I'm not very familiar with Scripps-Howard columnist Bonnie Erbe. I never watched her PBS series "To The Contrary" because even if all the participants were women it was still a bunch of pundits shouting at one another--call it "The McLaughlin View."
What do George W. Bush and Muhammadu Buhari have in common? More and more as time goes on, it seems. Twenty-two years ago Buhari enjoyed brief tenure as Nigeria's dictator by rising to power amidst a failing economy, widespread political corruption, and violent civil unrest, which caused the collapse of that country's so-called Second Republic. Buhari staged a military coup and imposed draconian measures on his nation, punishing those associated with the just-destroyed civilian government, curtailing press freedoms and subordinating the judiciary to the military.
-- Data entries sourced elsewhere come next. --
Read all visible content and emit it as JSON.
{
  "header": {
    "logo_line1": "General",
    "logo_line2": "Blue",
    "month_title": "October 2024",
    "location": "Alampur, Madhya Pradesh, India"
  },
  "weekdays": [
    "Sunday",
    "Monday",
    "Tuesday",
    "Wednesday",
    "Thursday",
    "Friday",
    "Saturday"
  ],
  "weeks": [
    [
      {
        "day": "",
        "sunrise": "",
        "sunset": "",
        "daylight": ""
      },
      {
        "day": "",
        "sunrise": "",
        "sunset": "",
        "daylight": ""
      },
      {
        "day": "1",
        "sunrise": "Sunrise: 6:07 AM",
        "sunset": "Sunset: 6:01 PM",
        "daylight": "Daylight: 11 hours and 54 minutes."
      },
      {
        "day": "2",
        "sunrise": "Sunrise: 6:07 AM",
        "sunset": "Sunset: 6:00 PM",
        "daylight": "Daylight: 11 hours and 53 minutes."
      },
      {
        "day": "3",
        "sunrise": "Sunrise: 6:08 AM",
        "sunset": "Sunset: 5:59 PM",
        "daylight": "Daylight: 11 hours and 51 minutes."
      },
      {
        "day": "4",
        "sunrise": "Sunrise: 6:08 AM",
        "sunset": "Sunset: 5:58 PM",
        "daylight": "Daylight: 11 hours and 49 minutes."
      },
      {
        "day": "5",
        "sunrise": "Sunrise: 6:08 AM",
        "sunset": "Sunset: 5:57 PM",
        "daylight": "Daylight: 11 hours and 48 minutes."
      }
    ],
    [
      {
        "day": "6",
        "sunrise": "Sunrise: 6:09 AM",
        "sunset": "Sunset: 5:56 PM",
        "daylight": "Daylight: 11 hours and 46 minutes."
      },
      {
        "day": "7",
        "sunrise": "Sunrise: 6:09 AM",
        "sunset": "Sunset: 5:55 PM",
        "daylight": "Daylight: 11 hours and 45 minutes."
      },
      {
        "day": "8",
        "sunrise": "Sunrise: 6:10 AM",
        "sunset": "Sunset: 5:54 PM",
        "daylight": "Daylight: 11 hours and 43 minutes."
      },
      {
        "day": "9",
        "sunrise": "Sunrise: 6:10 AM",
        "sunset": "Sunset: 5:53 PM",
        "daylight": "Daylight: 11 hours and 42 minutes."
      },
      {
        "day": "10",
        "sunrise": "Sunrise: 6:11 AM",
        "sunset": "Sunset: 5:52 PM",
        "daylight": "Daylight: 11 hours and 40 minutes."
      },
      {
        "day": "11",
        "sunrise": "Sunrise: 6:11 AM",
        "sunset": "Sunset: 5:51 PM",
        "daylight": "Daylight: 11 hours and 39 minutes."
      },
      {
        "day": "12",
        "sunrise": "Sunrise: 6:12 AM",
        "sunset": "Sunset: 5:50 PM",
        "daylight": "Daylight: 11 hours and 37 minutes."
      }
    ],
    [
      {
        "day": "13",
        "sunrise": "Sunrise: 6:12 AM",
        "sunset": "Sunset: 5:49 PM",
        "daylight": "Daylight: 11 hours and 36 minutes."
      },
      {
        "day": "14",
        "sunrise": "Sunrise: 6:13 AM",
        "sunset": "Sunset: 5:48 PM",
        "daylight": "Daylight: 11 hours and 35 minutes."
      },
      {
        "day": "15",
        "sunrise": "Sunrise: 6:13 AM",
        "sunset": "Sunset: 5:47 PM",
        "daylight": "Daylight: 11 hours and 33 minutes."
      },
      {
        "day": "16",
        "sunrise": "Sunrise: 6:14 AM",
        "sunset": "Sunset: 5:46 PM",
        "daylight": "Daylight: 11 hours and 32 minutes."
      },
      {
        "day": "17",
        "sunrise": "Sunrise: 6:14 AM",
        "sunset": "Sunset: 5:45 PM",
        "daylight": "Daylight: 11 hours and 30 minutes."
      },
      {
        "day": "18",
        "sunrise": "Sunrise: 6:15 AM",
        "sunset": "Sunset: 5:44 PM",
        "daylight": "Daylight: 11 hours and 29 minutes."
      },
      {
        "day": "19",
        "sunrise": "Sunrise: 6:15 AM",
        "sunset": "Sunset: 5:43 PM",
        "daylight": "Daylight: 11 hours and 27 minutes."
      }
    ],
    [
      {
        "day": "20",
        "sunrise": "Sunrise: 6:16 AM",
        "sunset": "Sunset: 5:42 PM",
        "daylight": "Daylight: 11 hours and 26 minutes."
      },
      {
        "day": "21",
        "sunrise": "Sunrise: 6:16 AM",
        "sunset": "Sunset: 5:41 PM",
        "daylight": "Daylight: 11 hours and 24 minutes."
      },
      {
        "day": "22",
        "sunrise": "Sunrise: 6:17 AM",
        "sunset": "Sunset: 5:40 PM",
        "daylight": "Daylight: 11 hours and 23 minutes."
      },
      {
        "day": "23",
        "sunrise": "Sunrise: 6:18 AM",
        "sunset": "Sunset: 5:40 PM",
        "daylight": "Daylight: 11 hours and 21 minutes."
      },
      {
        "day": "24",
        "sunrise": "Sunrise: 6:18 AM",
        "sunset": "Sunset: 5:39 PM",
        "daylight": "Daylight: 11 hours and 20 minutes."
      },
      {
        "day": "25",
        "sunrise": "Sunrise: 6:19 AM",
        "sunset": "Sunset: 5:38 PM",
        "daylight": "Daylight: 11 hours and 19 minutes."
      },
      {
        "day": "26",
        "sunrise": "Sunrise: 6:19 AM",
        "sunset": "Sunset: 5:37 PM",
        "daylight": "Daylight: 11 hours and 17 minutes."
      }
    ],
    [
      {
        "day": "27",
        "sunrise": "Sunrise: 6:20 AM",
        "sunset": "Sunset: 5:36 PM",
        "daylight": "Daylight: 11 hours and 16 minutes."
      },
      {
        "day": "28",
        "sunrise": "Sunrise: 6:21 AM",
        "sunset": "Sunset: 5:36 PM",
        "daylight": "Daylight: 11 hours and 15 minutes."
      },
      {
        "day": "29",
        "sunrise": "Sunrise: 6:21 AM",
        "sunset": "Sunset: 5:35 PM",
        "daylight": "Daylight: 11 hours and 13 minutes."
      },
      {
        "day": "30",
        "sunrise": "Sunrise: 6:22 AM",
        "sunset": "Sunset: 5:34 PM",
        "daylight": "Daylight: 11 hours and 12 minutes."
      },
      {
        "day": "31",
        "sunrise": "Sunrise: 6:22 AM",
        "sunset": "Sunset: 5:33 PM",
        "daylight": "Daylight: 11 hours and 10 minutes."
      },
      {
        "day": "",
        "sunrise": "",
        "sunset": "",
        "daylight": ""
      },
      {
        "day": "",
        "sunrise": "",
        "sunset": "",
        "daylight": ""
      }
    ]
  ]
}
President Bush has not yet subordinated our judiciary to the military, but the more we learn about U.S. attorneys fired for failing to succumb to Justice Department and congressional political pressure, the more the Bush administration looks like the tawdry, third world, small-time dictatorship its opponents accuse it of being.
Try as the administration might to explain away the firing of eight United States attorneys, there is only one explanation for their being dispensed with: they didn't succumb to political pressure to do the king's bidding.
At least Erbe knows which 18th-Century George most resembles: not Washington but William Frederick.